De lá para cá, em que pesem políticas públicas bem sucedidas como a abertura da economia, reordenamento financeiro do setor público, desestatização, eliminação da hiperinflação, saneamento de instituições financeiras, acumulação de reservas internacionais, não conseguimos fazer a economia crescer de forma sustentada.
Não tivemos uma estratégia de inserção da indústria nas cadeias globais de produção, o que contribuiu para a desindustrialização do país. Em função de restrições fiscais, deixamos de investir o mínimo necessário para manter nossos ativos de infraestrutura. Ficamos nos puxadinhos.

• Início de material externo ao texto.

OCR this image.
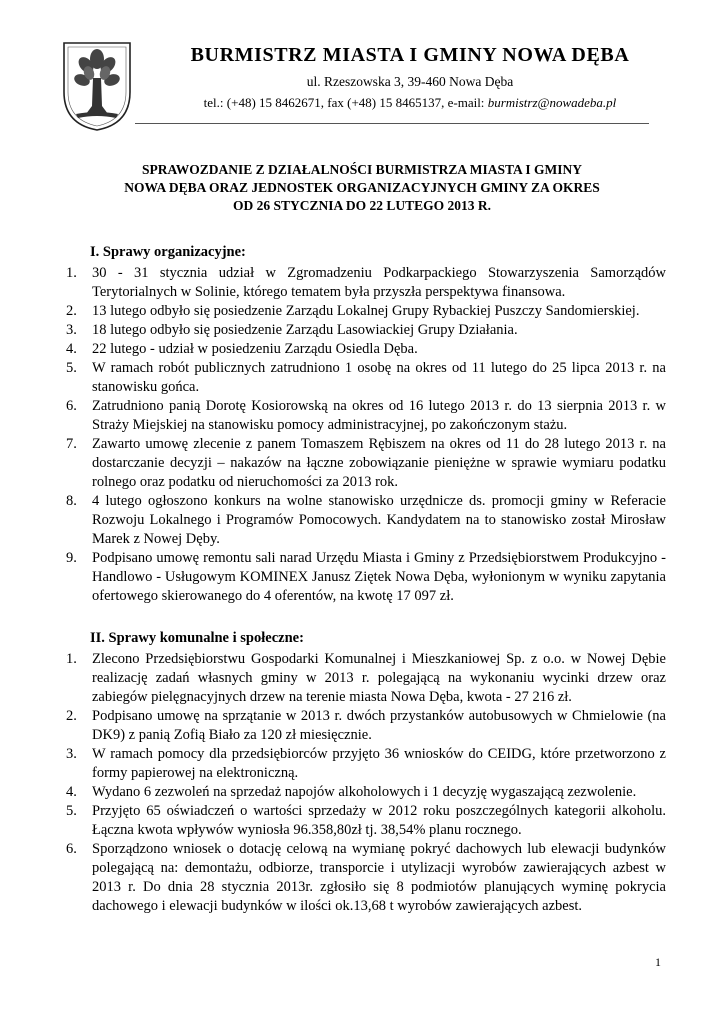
BURMISTRZ MIASTA I GMINY NOWA DĘBA
ul. Rzeszowska 3, 39-460 Nowa Dęba
tel.: (+48) 15 8462671, fax (+48) 15 8465137, e-mail: burmistrz@nowadeba.pl
SPRAWOZDANIE Z DZIAŁALNOŚCI BURMISTRZA MIASTA I GMINY
NOWA DĘBA ORAZ JEDNOSTEK ORGANIZACYJNYCH GMINY ZA OKRES
OD 26 STYCZNIA DO 22 LUTEGO 2013 R.
I. Sprawy organizacyjne:
1. 30 - 31 stycznia udział w Zgromadzeniu Podkarpackiego Stowarzyszenia Samorządów Terytorialnych w Solinie, którego tematem była przyszła perspektywa finansowa.
2. 13 lutego odbyło się posiedzenie Zarządu Lokalnej Grupy Rybackiej Puszczy Sandomierskiej.
3. 18 lutego odbyło się posiedzenie Zarządu Lasowiackiej Grupy Działania.
4. 22 lutego - udział w posiedzeniu Zarządu Osiedla Dęba.
5. W ramach robót publicznych zatrudniono 1 osobę na okres od 11 lutego do 25 lipca 2013 r. na stanowisku gońca.
6. Zatrudniono panią Dorotę Kosiorowską na okres od 16 lutego 2013 r. do 13 sierpnia 2013 r. w Straży Miejskiej na stanowisku pomocy administracyjnej, po zakończonym stażu.
7. Zawarto umowę zlecenie z panem Tomaszem Rębiszem na okres od 11 do 28 lutego 2013 r. na dostarczanie decyzji – nakazów na łączne zobowiązanie pieniężne w sprawie wymiaru podatku rolnego oraz podatku od nieruchomości za 2013 rok.
8. 4 lutego ogłoszono konkurs na wolne stanowisko urzędnicze ds. promocji gminy w Referacie Rozwoju Lokalnego i Programów Pomocowych. Kandydatem na to stanowisko został Mirosław Marek z Nowej Dęby.
9. Podpisano umowę remontu sali narad Urzędu Miasta i Gminy z Przedsiębiorstwem Produkcyjno - Handlowo - Usługowym KOMINEX Janusz Ziętek Nowa Dęba, wyłonionym w wyniku zapytania ofertowego skierowanego do 4 oferentów, na kwotę 17 097 zł.
II. Sprawy komunalne i społeczne:
1. Zlecono Przedsiębiorstwu Gospodarki Komunalnej i Mieszkaniowej Sp. z o.o. w Nowej Dębie realizację zadań własnych gminy w 2013 r. polegającą na wykonaniu wycinki drzew oraz zabiegów pielęgnacyjnych drzew na terenie miasta Nowa Dęba, kwota - 27 216 zł.
2. Podpisano umowę na sprzątanie w 2013 r. dwóch przystanków autobusowych w Chmielowie (na DK9) z panią Zofią Biało za 120 zł miesięcznie.
3. W ramach pomocy dla przedsiębiorców przyjęto 36 wniosków do CEIDG, które przetworzono z formy papierowej na elektroniczną.
4. Wydano 6 zezwoleń na sprzedaż napojów alkoholowych i 1 decyzję wygaszającą zezwolenie.
5. Przyjęto 65 oświadczeń o wartości sprzedaży w 2012 roku poszczególnych kategorii alkoholu. Łączna kwota wpływów wyniosła 96.358,80zł tj. 38,54% planu rocznego.
6. Sporządzono wniosek o dotację celową na wymianę pokryć dachowych lub elewacji budynków polegającą na: demontażu, odbiorze, transporcie i utylizacji wyrobów zawierających azbest w 2013 r. Do dnia 28 stycznia 2013r. zgłosiło się 8 podmiotów planujących wyminę pokrycia dachowego i elewacji budynków w ilości ok.13,68 t wyrobów zawierających azbest.
1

Temos agora com o NOVO PAC, uma tentativa de olhar para um horizonte de médio e longo prazos. Há boas notícias: (i) hoje, temos projetos mais bens estruturados, matrizes de risco melhor definidas, maior simetria de informações entre os poderes concedentes, agências reguladoras, concessionárias privadas e órgãos de fiscalização e controle; (ii) o setor privado foi chamado para participar dos projetos, via concessão e parcerias público privadas; (iii) há uma enorme janela de oportunidades, via investimentos na transição energética, eficiência e mobilidade elétrica, segurança alimentar, energias renováveis, etc.
Por outro lado, fica o enorme desafio. O setor público (União, Estados e Municípios) precisa estar preparado para estruturar centenas de projetos e garantir segurança jurídica e o setor privado precisa estar apto para preencher os gargalos que surgirão com a elevação da demanda por mão de obra, insumos, máquinas e equipamentos.